New Documentary Reignites Debate on Jessica Wongso’s Infamous Case

A new Netflix documentary about the controversial cyanide coffee case” sheds light on Indonesia’s current legal system but does not share any new information regarding the murder of Wayan Mirna Salihin.

“I have so many new questions after watching this documentary,” Yuris (@yuristianaa) posted on the social media platform X, formerly called Twitter, on Sept. 29. Yuris was referring to “Ice Cold: Murder, Coffee and Jessica Wongso,” the first documentary that streaming service Netflix produced in Indonesia, directed by Rob Sixsmith. The documentary focuses on the sensational case of Jessica Kumala Wongso, an Indonesian living in Australia who was sentenced to 20 years in prison for the premeditated murder of her friend Wayan Mirna Salihin at a coffee shop in 2016.

The controversial trial prompted several documentaries as well as public speculation, but the new Netflix documentary, released on Sept. 28, has sparked new interest and debate among the public as it has portrayed the case in a different light seven years later. Widely referred to as the “cyanide coffee case” because of Mirna’s possible cause of death, the incident created a months-long media circus and drew millions of viewers on national television. “There has never been a similar case [in Indonesia] that has attracted as much public attention as this one,” Hardly Stefano, commissioner of the Indonesian Broadcasting Commission (KPI), says in the documentary. Because the case fell under extreme public scrutiny in Indonesia and neighboring countries, Stefano likened it to O. J. Simpson’s trial for the murder of his ex-wife in the United States. But unlike O. J., Jessica was neither famous nor a public figure prior to committing murder. “I just couldn’t understand why this happened to me,” Jessica said in a Zoom meeting in January 2022 from the Pondok Bambu women’s prison in East Jakarta. Compiled with new and original interviews, the documentary considers Jessica’s opinion for the first time since her imprisonment. “It’s been really difficult, it’s just really hard to stay sane every day,” she said, adding that the media frenzy was “traumatic” for her. Jessica, known as “the smiling coffee killer” for her unrelenting smile, said the judges’ decision might have been different if public attention had not been so intense at the time. But her interview was cut short by a prison guard because it had “gone too far.” In response to this scene, the Law and Human Rights Ministry’s Corrections Directorate General spokesperson Rika Aprianti said that the interview violated the permit regulations. “The interview did not relate to the prisoner’s human development intent as required in the Law and Human Rights Ministerial Regulation.”

Evidence Reconstructed
“Ice Cold” presents various sources to reconstruct the case’s timeline, including witnesses and prosecutors integral in the trial, as well as friends and family of Jessica and Mirna. But what sets this documentary apart from others is its supportive inclusion of Jessica’s arguments, which had previously been overshadowed by the public’s perception of her as the “crazy lady,” as a street food seller puts it in the documentary. “There was a ton of confusing and sensational chatter at the time,” Mirna’s twin, Sandy Salihin, says in the film. Every ounce of Jessica and Mirna’s backgrounds and personal lives were spun into speculation by the millions following the case. Most people assumed that Jessica’s motive was rooted in the rift in their friendship that started when Mirna criticized Jessica’s then-boyfriend. The film also depicts almost the entire chronology of the trial in the Central Jakarta District Court, which lasted from June 15 to Oct. 27, 2016. It follows the court drama and shows how some scientific evidence, like the differing doses of cyanide found in the coffee and Mirna’s body, led experts to draw different conclusions. The fact that Mirna’s family did not allow her body to be autopsied further added to the confusion. The film also highlights how Jessica was the victim of negative profiling in court because of her mannerisms. “If she wasn’t guilty, she would’ve been crying [in the courthouse],” Mirna’s father Edi Darmawan Salihin says in the documentary.

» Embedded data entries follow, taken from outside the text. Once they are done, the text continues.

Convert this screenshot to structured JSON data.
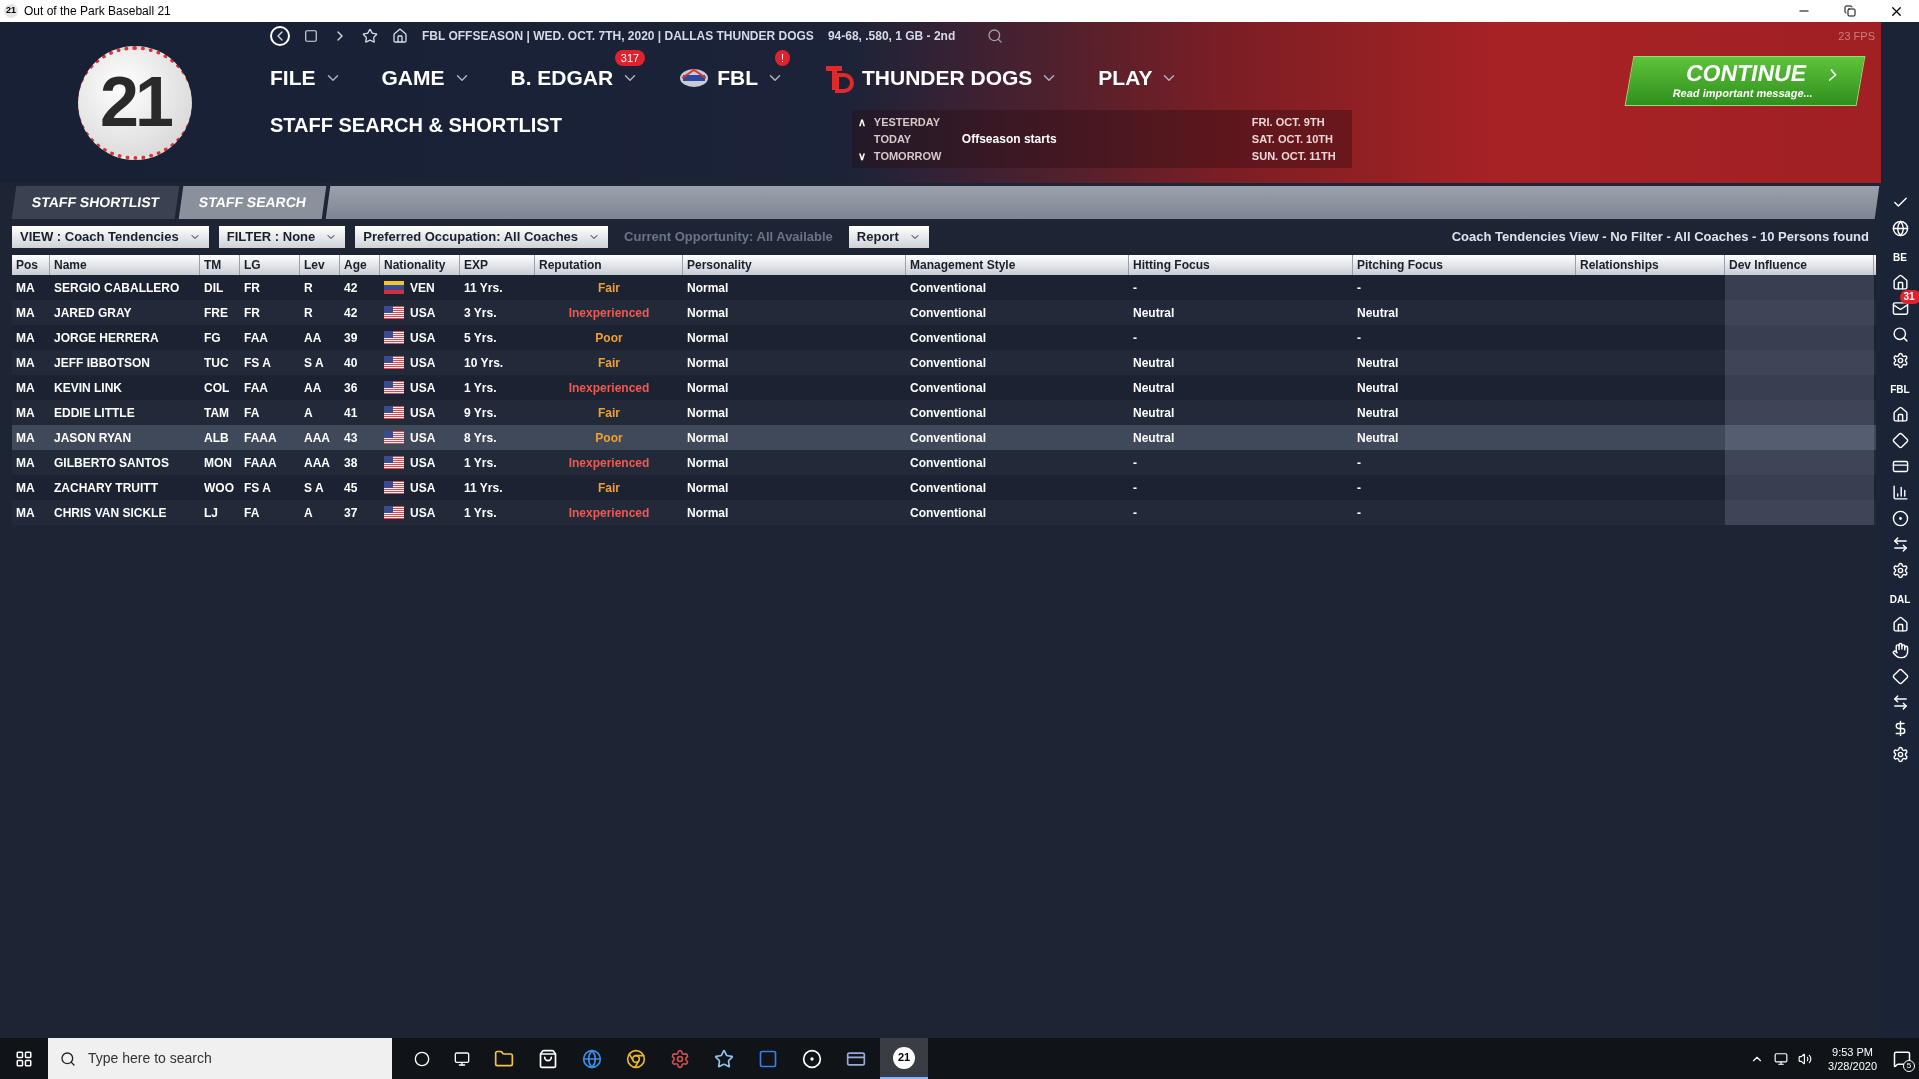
{
  "window": {
    "title": "Out of the Park Baseball 21",
    "app_icon": "21",
    "fps": "23 FPS"
  },
  "logo": {
    "text": "21"
  },
  "status": {
    "text": "FBL OFFSEASON | WED. OCT. 7TH, 2020 | DALLAS THUNDER DOGS",
    "record": "94-68, .580, 1 GB - 2nd"
  },
  "menus": [
    {
      "label": "FILE",
      "kind": "plain"
    },
    {
      "label": "GAME",
      "kind": "plain"
    },
    {
      "label": "B. EDGAR",
      "kind": "plain",
      "badge": "317"
    },
    {
      "label": "FBL",
      "kind": "league",
      "badge": "!"
    },
    {
      "label": "THUNDER DOGS",
      "kind": "team"
    },
    {
      "label": "PLAY",
      "kind": "plain"
    }
  ],
  "page_title": "STAFF SEARCH & SHORTLIST",
  "calendar": {
    "days": [
      {
        "arrow": "∧",
        "label": "YESTERDAY"
      },
      {
        "label": "TODAY",
        "event": "Offseason starts"
      },
      {
        "arrow": "∨",
        "label": "TOMORROW"
      }
    ],
    "upcoming": [
      "FRI. OCT. 9TH",
      "SAT. OCT. 10TH",
      "SUN. OCT. 11TH"
    ]
  },
  "continue": {
    "label": "CONTINUE",
    "sublabel": "Read important message..."
  },
  "tabs": [
    {
      "label": "STAFF SHORTLIST",
      "selected": false
    },
    {
      "label": "STAFF SEARCH",
      "selected": true
    }
  ],
  "toolbar": {
    "dropdowns": [
      {
        "label": "VIEW : Coach Tendencies",
        "disabled": false
      },
      {
        "label": "FILTER : None",
        "disabled": false
      },
      {
        "label": "Preferred Occupation: All Coaches",
        "disabled": false
      },
      {
        "label": "Current Opportunity: All Available",
        "disabled": true
      },
      {
        "label": "Report",
        "disabled": false
      }
    ],
    "summary": "Coach Tendencies View - No Filter - All Coaches - 10 Persons found"
  },
  "table": {
    "columns": [
      "Pos",
      "Name",
      "TM",
      "LG",
      "Lev",
      "Age",
      "Nationality",
      "EXP",
      "Reputation",
      "Personality",
      "Management Style",
      "Hitting Focus",
      "Pitching Focus",
      "Relationships",
      "Dev Influence"
    ],
    "rows": [
      {
        "pos": "MA",
        "name": "SERGIO CABALLERO",
        "tm": "DIL",
        "lg": "FR",
        "lev": "R",
        "age": "42",
        "nationality": {
          "kind": "ven",
          "text": "VEN"
        },
        "exp": "11 Yrs.",
        "reputation": {
          "text": "Fair",
          "color": "#f0a030"
        },
        "personality": "Normal",
        "management": "Conventional",
        "hitting": "-",
        "pitching": "-",
        "selected": false
      },
      {
        "pos": "MA",
        "name": "JARED GRAY",
        "tm": "FRE",
        "lg": "FR",
        "lev": "R",
        "age": "42",
        "nationality": {
          "kind": "usa",
          "text": "USA"
        },
        "exp": "3 Yrs.",
        "reputation": {
          "text": "Inexperienced",
          "color": "#ee5a50"
        },
        "personality": "Normal",
        "management": "Conventional",
        "hitting": "Neutral",
        "pitching": "Neutral",
        "selected": false
      },
      {
        "pos": "MA",
        "name": "JORGE HERRERA",
        "tm": "FG",
        "lg": "FAA",
        "lev": "AA",
        "age": "39",
        "nationality": {
          "kind": "usa",
          "text": "USA"
        },
        "exp": "5 Yrs.",
        "reputation": {
          "text": "Poor",
          "color": "#f0a030"
        },
        "personality": "Normal",
        "management": "Conventional",
        "hitting": "-",
        "pitching": "-",
        "selected": false
      },
      {
        "pos": "MA",
        "name": "JEFF IBBOTSON",
        "tm": "TUC",
        "lg": "FS A",
        "lev": "S A",
        "age": "40",
        "nationality": {
          "kind": "usa",
          "text": "USA"
        },
        "exp": "10 Yrs.",
        "reputation": {
          "text": "Fair",
          "color": "#f0a030"
        },
        "personality": "Normal",
        "management": "Conventional",
        "hitting": "Neutral",
        "pitching": "Neutral",
        "selected": false
      },
      {
        "pos": "MA",
        "name": "KEVIN LINK",
        "tm": "COL",
        "lg": "FAA",
        "lev": "AA",
        "age": "36",
        "nationality": {
          "kind": "usa",
          "text": "USA"
        },
        "exp": "1 Yrs.",
        "reputation": {
          "text": "Inexperienced",
          "color": "#ee5a50"
        },
        "personality": "Normal",
        "management": "Conventional",
        "hitting": "Neutral",
        "pitching": "Neutral",
        "selected": false
      },
      {
        "pos": "MA",
        "name": "EDDIE LITTLE",
        "tm": "TAM",
        "lg": "FA",
        "lev": "A",
        "age": "41",
        "nationality": {
          "kind": "usa",
          "text": "USA"
        },
        "exp": "9 Yrs.",
        "reputation": {
          "text": "Fair",
          "color": "#f0a030"
        },
        "personality": "Normal",
        "management": "Conventional",
        "hitting": "Neutral",
        "pitching": "Neutral",
        "selected": false
      },
      {
        "pos": "MA",
        "name": "JASON RYAN",
        "tm": "ALB",
        "lg": "FAAA",
        "lev": "AAA",
        "age": "43",
        "nationality": {
          "kind": "usa",
          "text": "USA"
        },
        "exp": "8 Yrs.",
        "reputation": {
          "text": "Poor",
          "color": "#f0a030"
        },
        "personality": "Normal",
        "management": "Conventional",
        "hitting": "Neutral",
        "pitching": "Neutral",
        "selected": true
      },
      {
        "pos": "MA",
        "name": "GILBERTO SANTOS",
        "tm": "MON",
        "lg": "FAAA",
        "lev": "AAA",
        "age": "38",
        "nationality": {
          "kind": "usa",
          "text": "USA"
        },
        "exp": "1 Yrs.",
        "reputation": {
          "text": "Inexperienced",
          "color": "#ee5a50"
        },
        "personality": "Normal",
        "management": "Conventional",
        "hitting": "-",
        "pitching": "-",
        "selected": false
      },
      {
        "pos": "MA",
        "name": "ZACHARY TRUITT",
        "tm": "WOO",
        "lg": "FS A",
        "lev": "S A",
        "age": "45",
        "nationality": {
          "kind": "usa",
          "text": "USA"
        },
        "exp": "11 Yrs.",
        "reputation": {
          "text": "Fair",
          "color": "#f0a030"
        },
        "personality": "Normal",
        "management": "Conventional",
        "hitting": "-",
        "pitching": "-",
        "selected": false
      },
      {
        "pos": "MA",
        "name": "CHRIS VAN SICKLE",
        "tm": "LJ",
        "lg": "FA",
        "lev": "A",
        "age": "37",
        "nationality": {
          "kind": "usa",
          "text": "USA"
        },
        "exp": "1 Yrs.",
        "reputation": {
          "text": "Inexperienced",
          "color": "#ee5a50"
        },
        "personality": "Normal",
        "management": "Conventional",
        "hitting": "-",
        "pitching": "-",
        "selected": false
      }
    ]
  },
  "sidebar": {
    "headings": [
      "BE",
      "FBL",
      "DAL"
    ],
    "mail_badge": "31"
  },
  "taskbar": {
    "search_placeholder": "Type here to search",
    "active_app": "21",
    "time": "9:53 PM",
    "date": "3/28/2020",
    "notifications": "5"
  }
}
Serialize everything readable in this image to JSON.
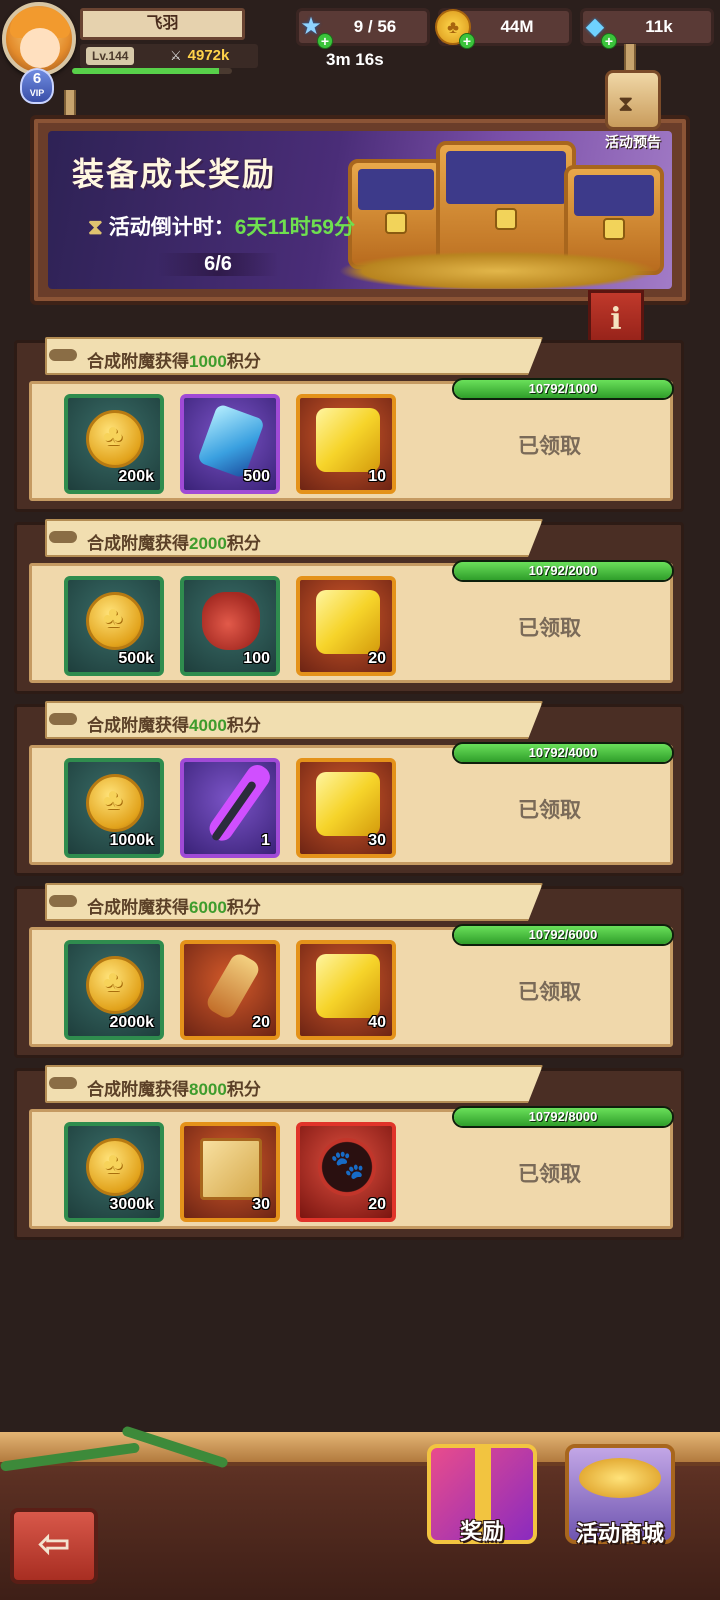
{
  "player": {
    "name": "飞羽",
    "level": "Lv.144",
    "power": "4972k",
    "vip_level": "6",
    "vip_label": "VIP",
    "xp_fraction": 0.92
  },
  "resources": {
    "stars": "9 / 56",
    "gold": "44M",
    "gems": "11k",
    "timer": "3m 16s"
  },
  "banner": {
    "title": "装备成长奖励",
    "countdown_label": "活动倒计时：",
    "countdown_value": "6天11时59分",
    "progress": "6/6",
    "preview_label": "活动预告"
  },
  "rewards": [
    {
      "title_prefix": "合成附魔获得",
      "points": "1000",
      "title_suffix": "积分",
      "progress_text": "10792/1000",
      "progress_fraction": 1.0,
      "status": "已领取",
      "items": [
        {
          "icon": "gold-coin",
          "qty": "200k",
          "rarity": "green"
        },
        {
          "icon": "blue-crystal",
          "qty": "500",
          "rarity": "purple"
        },
        {
          "icon": "gold-cube",
          "qty": "10",
          "rarity": "orange"
        }
      ]
    },
    {
      "title_prefix": "合成附魔获得",
      "points": "2000",
      "title_suffix": "积分",
      "progress_text": "10792/2000",
      "progress_fraction": 1.0,
      "status": "已领取",
      "items": [
        {
          "icon": "gold-coin",
          "qty": "500k",
          "rarity": "green"
        },
        {
          "icon": "red-bag",
          "qty": "100",
          "rarity": "green"
        },
        {
          "icon": "gold-cube",
          "qty": "20",
          "rarity": "orange"
        }
      ]
    },
    {
      "title_prefix": "合成附魔获得",
      "points": "4000",
      "title_suffix": "积分",
      "progress_text": "10792/4000",
      "progress_fraction": 1.0,
      "status": "已领取",
      "items": [
        {
          "icon": "gold-coin",
          "qty": "1000k",
          "rarity": "green"
        },
        {
          "icon": "lightning-staff",
          "qty": "1",
          "rarity": "purple"
        },
        {
          "icon": "gold-cube",
          "qty": "30",
          "rarity": "orange"
        }
      ]
    },
    {
      "title_prefix": "合成附魔获得",
      "points": "6000",
      "title_suffix": "积分",
      "progress_text": "10792/6000",
      "progress_fraction": 1.0,
      "status": "已领取",
      "items": [
        {
          "icon": "gold-coin",
          "qty": "2000k",
          "rarity": "green"
        },
        {
          "icon": "scroll",
          "qty": "20",
          "rarity": "orange"
        },
        {
          "icon": "gold-cube",
          "qty": "40",
          "rarity": "orange"
        }
      ]
    },
    {
      "title_prefix": "合成附魔获得",
      "points": "8000",
      "title_suffix": "积分",
      "progress_text": "10792/8000",
      "progress_fraction": 1.0,
      "status": "已领取",
      "items": [
        {
          "icon": "gold-coin",
          "qty": "3000k",
          "rarity": "green"
        },
        {
          "icon": "spell-book",
          "qty": "30",
          "rarity": "orange"
        },
        {
          "icon": "paw-badge",
          "qty": "20",
          "rarity": "red"
        }
      ]
    }
  ],
  "bottom_nav": {
    "back_icon": "arrow-left-icon",
    "reward_label": "奖励",
    "shop_label": "活动商城"
  }
}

Adythia Utama, a Jakarta-based documentary filmmaker, assessed that the documentary itself is quite neutral in its presentation. Facts supporting the argument that Jessica is guilty, like her 14 criminal offenses in Australia, are still shown in the latter half of the film. “Every documentary has an angle, and chances of bias always exist,” Adythia said to the Post on Thursday. “But I think, at the end, Ice Cold wants to expose the ways in which Indonesia’s judicial system is flawed,” he added.